Net wage growth outpaced the increase, climbing 7 percent to 174,393 forints due to a one percentage point cut in the personal income tax rate from January.
KSH noted that wages have been boosted this year by a higher minimum wage as well as pay increases for the armed forces and wage top-ups for social services and healthcare workers.
Excluding the 203,000 Hungarians in fostered work programmes, the average gross wage increased by 5.2 percent to 277,298 forints, while net wages rose by 6.8 percent to 184,404 forints.
Full-time fostered workers earned a gross 76,745 forints on average during the month, 0.6 percent more than in the same period a year earlier.

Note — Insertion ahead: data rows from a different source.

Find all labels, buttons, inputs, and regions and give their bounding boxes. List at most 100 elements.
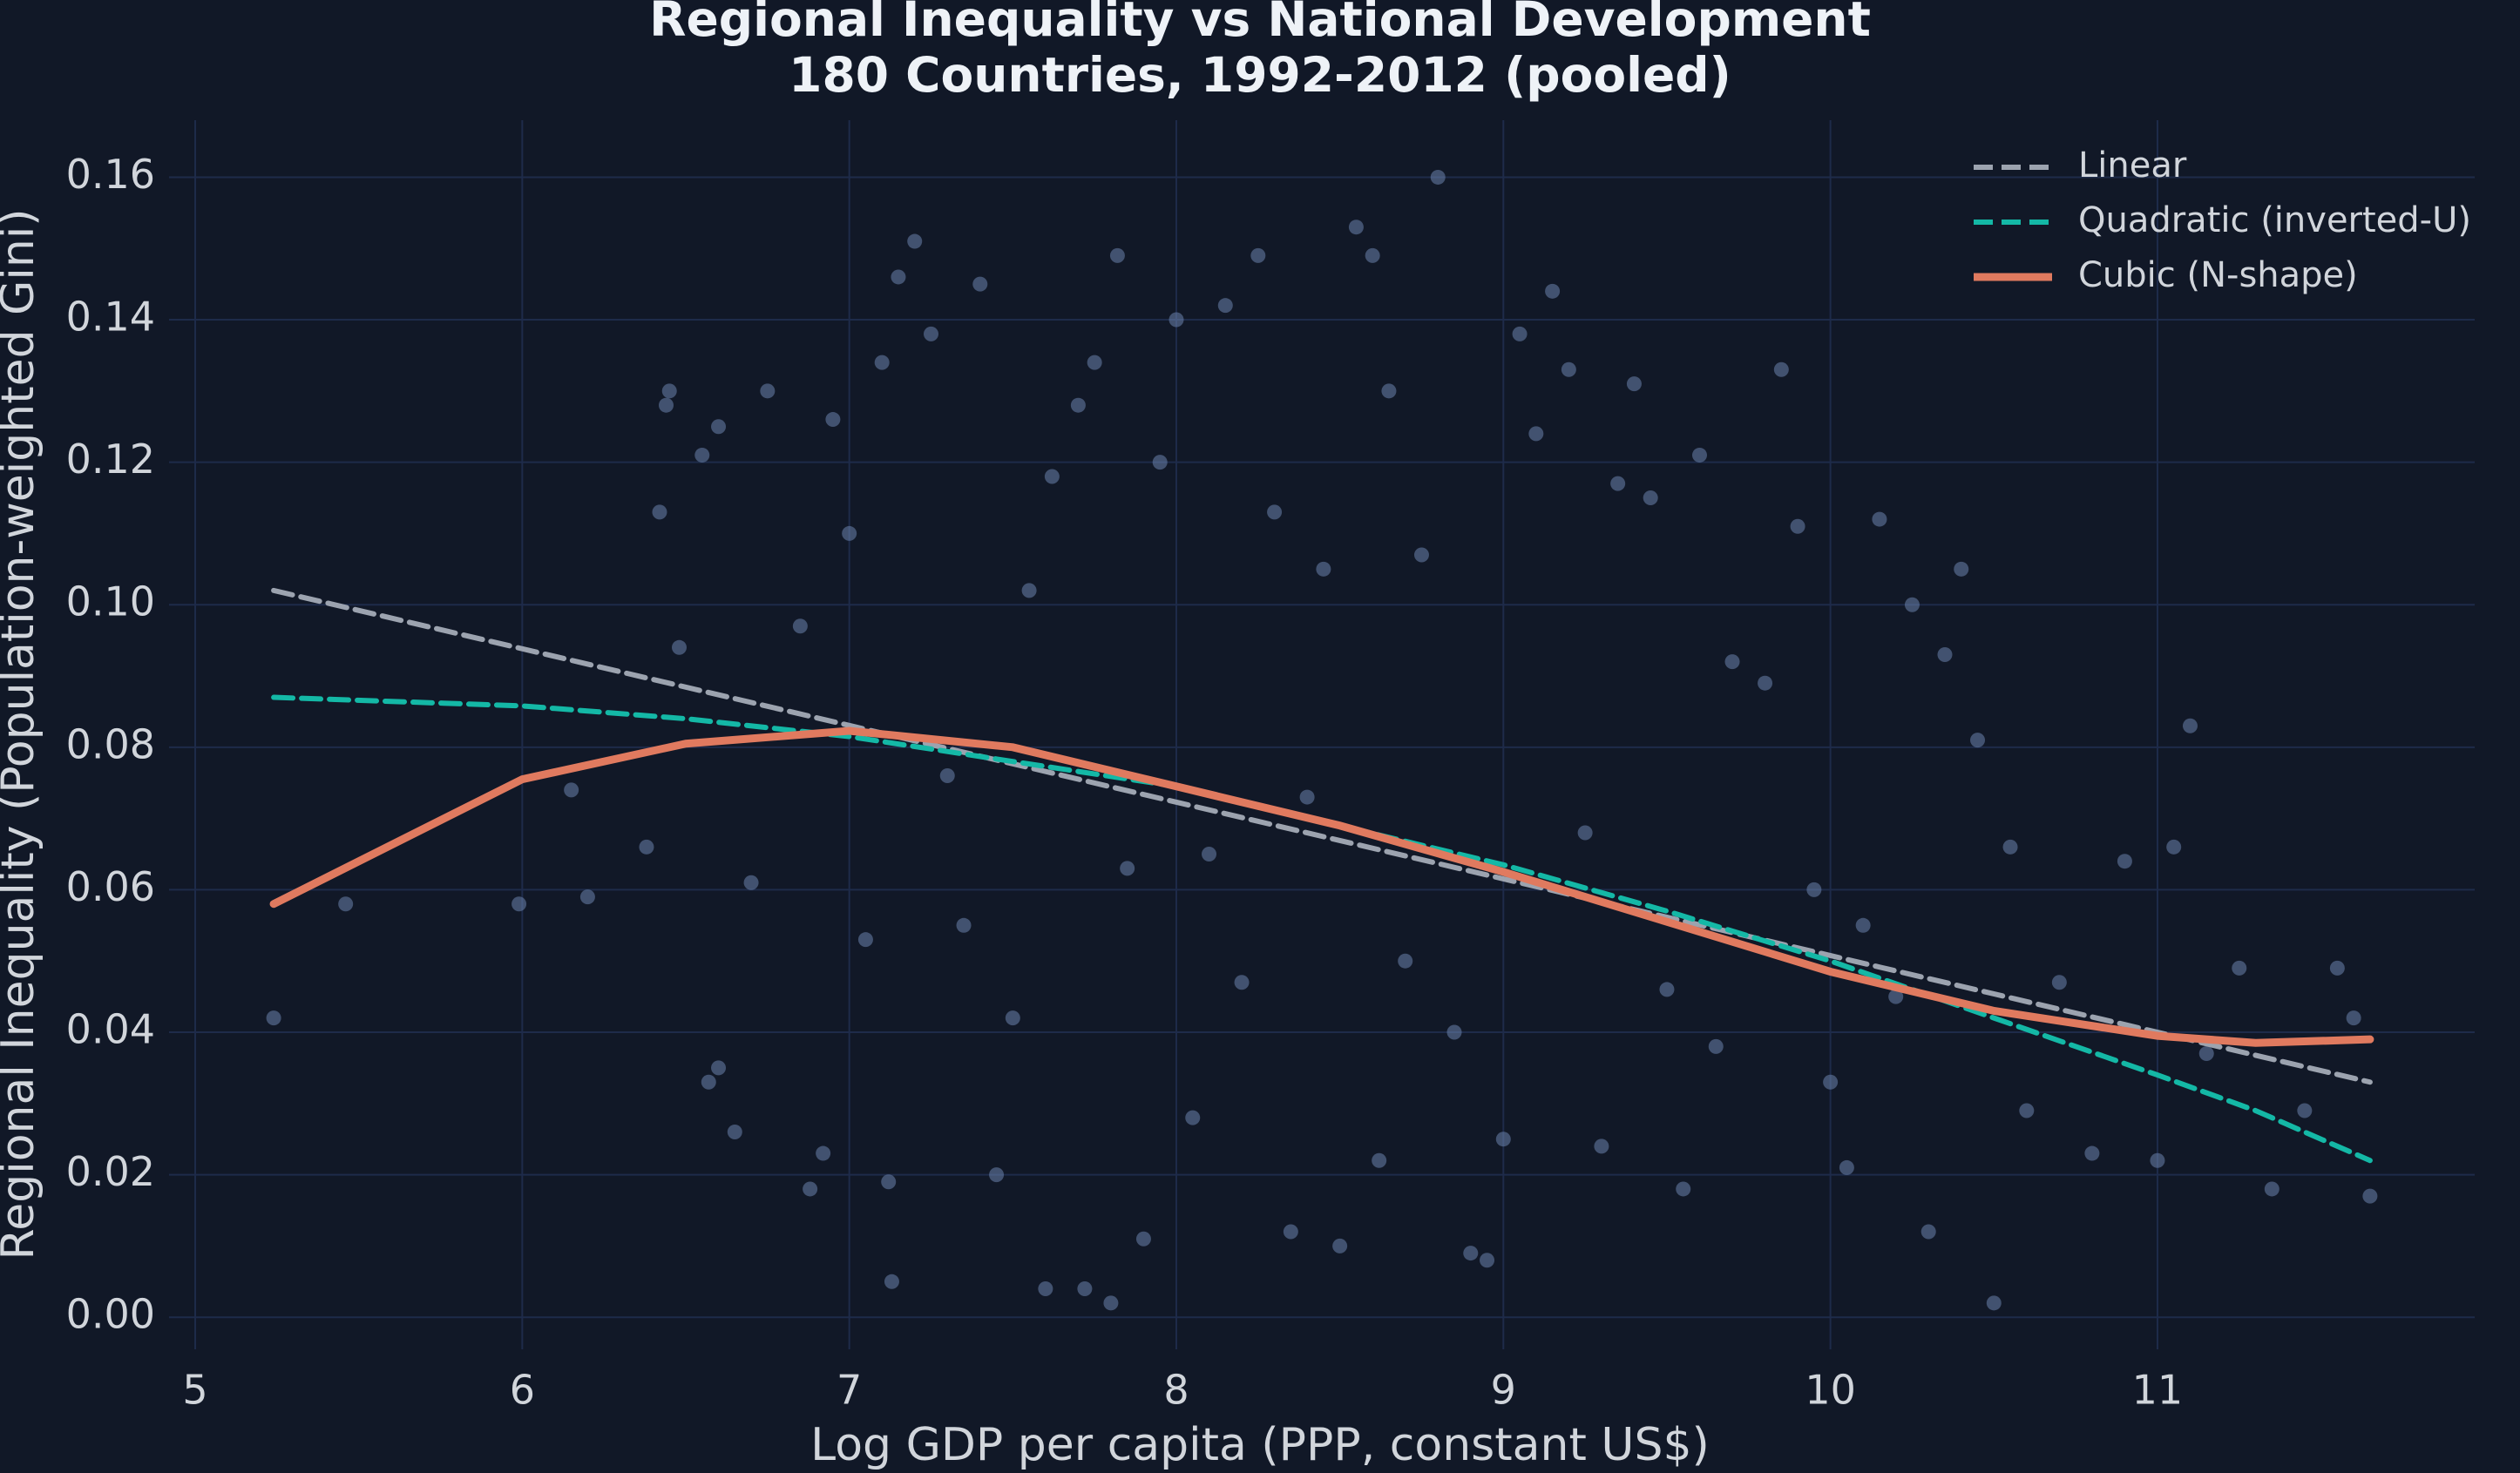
y-tick-label: 0.02 xyxy=(66,1148,155,1195)
data-point xyxy=(2150,1152,2165,1168)
data-point xyxy=(1528,426,1544,442)
data-point xyxy=(1610,476,1626,491)
data-point xyxy=(1332,1238,1348,1253)
data-point xyxy=(1299,789,1315,805)
x-tick-label: 6 xyxy=(510,1367,535,1414)
data-point xyxy=(1038,1280,1053,1296)
data-point xyxy=(874,355,890,370)
data-point xyxy=(1495,1132,1511,1147)
data-point xyxy=(743,875,759,890)
data-point xyxy=(907,233,923,249)
data-point xyxy=(1724,654,1740,670)
data-point xyxy=(1070,397,1086,413)
data-point xyxy=(1594,1139,1609,1154)
data-point xyxy=(1348,220,1364,235)
fit-line xyxy=(271,587,2373,1085)
x-tick-label: 5 xyxy=(182,1367,207,1414)
data-point xyxy=(1202,847,1217,862)
x-tick-label: 10 xyxy=(1805,1367,1856,1414)
data-point xyxy=(1626,376,1642,392)
data-point xyxy=(2198,1046,2214,1062)
data-point xyxy=(2362,1188,2378,1204)
data-point xyxy=(652,504,667,520)
y-tick-label: 0.08 xyxy=(66,720,155,767)
data-point xyxy=(1708,1038,1724,1054)
data-point xyxy=(972,276,988,292)
y-tick-label: 0.04 xyxy=(66,1006,155,1053)
data-point xyxy=(1267,504,1283,520)
data-point xyxy=(891,269,906,285)
data-point xyxy=(1512,326,1528,341)
data-point xyxy=(1463,1246,1479,1261)
data-point xyxy=(658,397,674,413)
data-point xyxy=(711,1060,727,1076)
data-point xyxy=(803,1181,818,1197)
data-point xyxy=(1120,861,1135,876)
data-point xyxy=(1109,247,1125,263)
data-point xyxy=(1676,1181,1691,1197)
data-point xyxy=(1283,1224,1298,1240)
data-point xyxy=(1005,1010,1020,1026)
data-point xyxy=(1577,825,1593,841)
data-point xyxy=(2051,975,2067,990)
data-point xyxy=(338,896,354,912)
data-point xyxy=(1904,597,1920,612)
data-point xyxy=(511,896,527,912)
y-tick-label: 0.12 xyxy=(66,436,155,483)
y-tick-label: 0.10 xyxy=(66,578,155,625)
data-point xyxy=(1103,1295,1119,1311)
data-point xyxy=(1152,455,1168,470)
data-point xyxy=(1643,490,1658,506)
data-point xyxy=(1316,561,1331,577)
data-point xyxy=(1044,469,1060,484)
data-point xyxy=(2117,854,2132,869)
data-point xyxy=(1185,1110,1201,1125)
data-point xyxy=(701,1074,716,1090)
data-point xyxy=(1365,247,1380,263)
data-point xyxy=(1169,312,1184,328)
data-point xyxy=(881,1174,897,1190)
data-point xyxy=(2019,1103,2035,1118)
data-point xyxy=(1398,953,1413,969)
x-tick-label: 9 xyxy=(1491,1367,1516,1414)
data-point xyxy=(1446,1024,1462,1040)
data-point xyxy=(1691,447,1707,463)
data-point xyxy=(1545,283,1561,299)
data-point xyxy=(564,782,579,798)
data-point xyxy=(884,1274,899,1289)
data-point xyxy=(1021,583,1037,598)
data-point xyxy=(1954,561,1969,577)
data-point xyxy=(1970,733,1986,748)
data-point xyxy=(711,419,727,435)
data-point xyxy=(857,932,873,948)
data-point xyxy=(825,412,841,428)
x-tick-label: 11 xyxy=(2132,1367,2184,1414)
data-point xyxy=(1937,646,1953,662)
x-tick-label: 8 xyxy=(1163,1367,1189,1414)
fit-line xyxy=(269,726,2374,1047)
data-point xyxy=(1872,511,1887,527)
data-point xyxy=(1372,1152,1387,1168)
data-point xyxy=(1790,518,1805,534)
legend-label: Cubic (N-shape) xyxy=(2078,255,2358,295)
data-point xyxy=(1920,1224,1936,1240)
data-point xyxy=(1773,361,1789,377)
data-point xyxy=(939,768,955,784)
data-point xyxy=(1135,1231,1151,1247)
data-point xyxy=(989,1167,1005,1183)
data-point xyxy=(842,525,857,541)
data-point xyxy=(1430,169,1446,185)
y-tick-label: 0.00 xyxy=(66,1291,155,1338)
legend-label: Linear xyxy=(2078,145,2187,186)
data-point xyxy=(816,1145,831,1161)
data-point xyxy=(1087,355,1102,370)
data-point xyxy=(2002,839,2018,855)
x-tick-label: 7 xyxy=(837,1367,862,1414)
data-point xyxy=(1234,975,1250,990)
data-point xyxy=(1561,361,1576,377)
data-point xyxy=(727,1125,742,1140)
data-point xyxy=(2264,1181,2280,1197)
data-point xyxy=(1888,989,1904,1004)
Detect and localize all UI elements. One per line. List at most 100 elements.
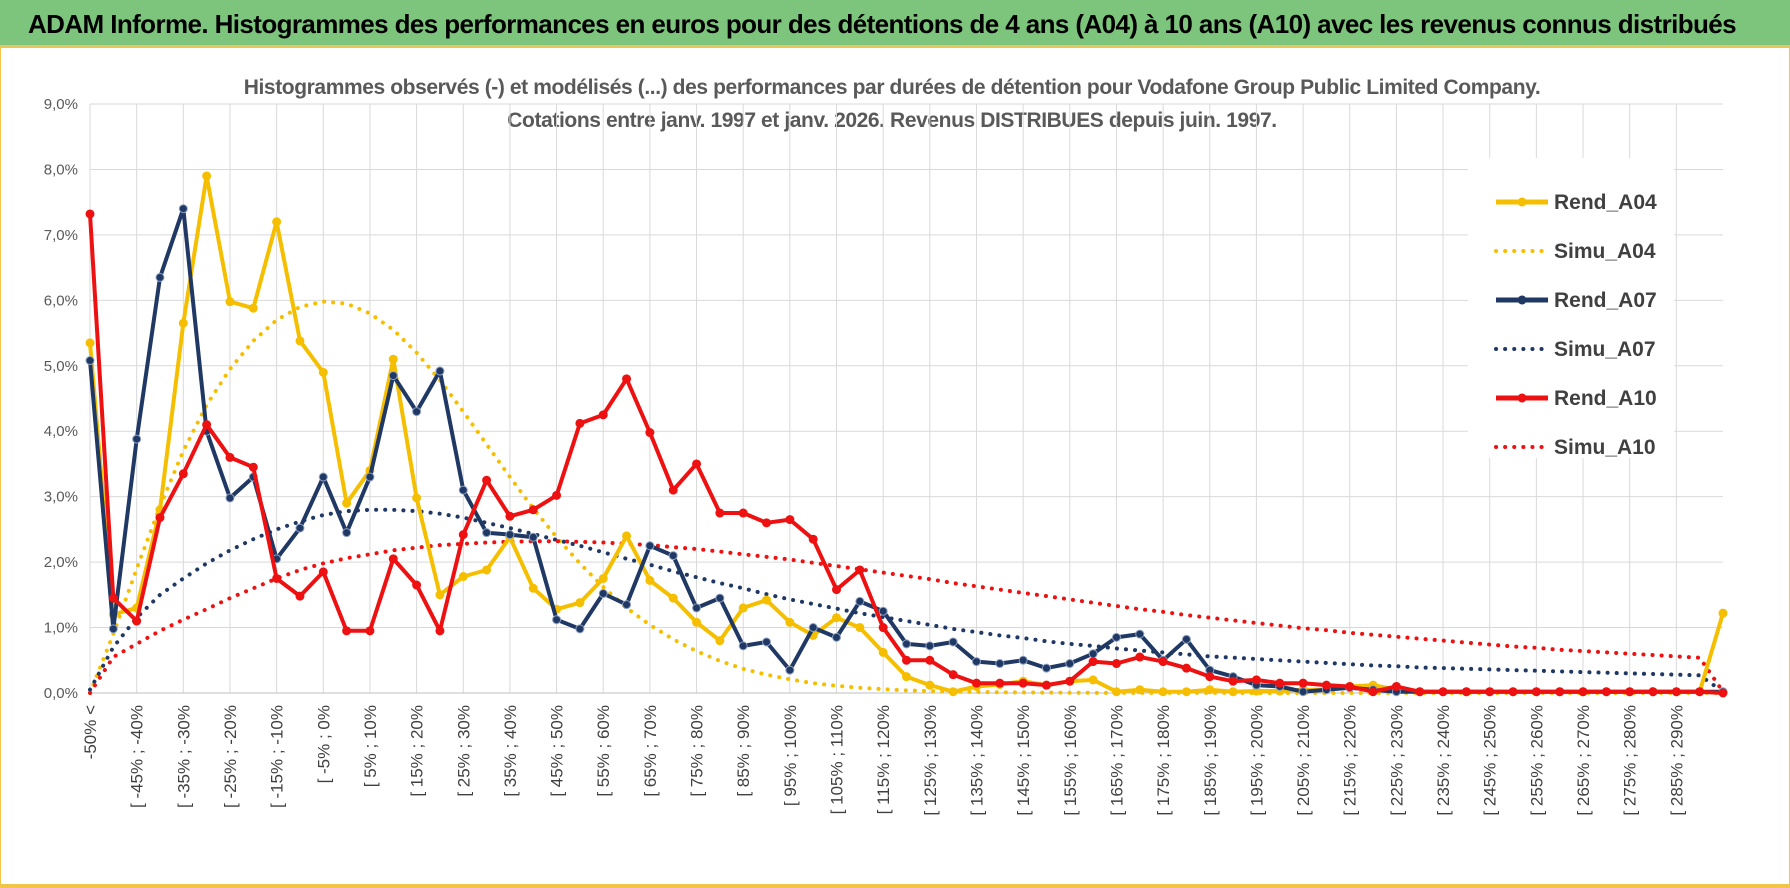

Analysts said they expected the rapid increase of wages to continue over the next year, citing a labour shortage and a steep rise in the minimum wage.
There is near full employment and this is likely to remain the case in 2017, Erste Bank analyst Gergely Urmossy told MTI. As a result household consumption could be again the main engine behind GDP growth, which could rise to 3.4 percent from 2.1 percent this year, he said.
Real wages are expected to rise by 7 percent for the full year of 2016, and the pace of growth could be similar next year even with inflation rising to 2 percent, Takarekbank analyst András Oszlay said. Net wages are projected to rise by 9-10 percent in 2017, he said, citing the rise in minimum wages and upward wage corrections in some professions.
Employment will expand at a lower rate in the business sector, which could increase the upward pressure on wages, Oszlay said, but he did not forecast a jump in inflation. Inflation risks are on the upside, however, and rate-setters are expected to note this in their announcement after their rate-setting meeting in the early afternoon, he added.
State secretary for the labour market at the economy ministry, Péter Cseresnyés, commenting on today’s data release, said that real wages had been rising continuously for the past four years. The rise in real wages was mainly down to tax cuts, low inflation and government measures, especially those to protect jobs, he said, adding that the wage agreements struck in November would add further upward pressure to real wages.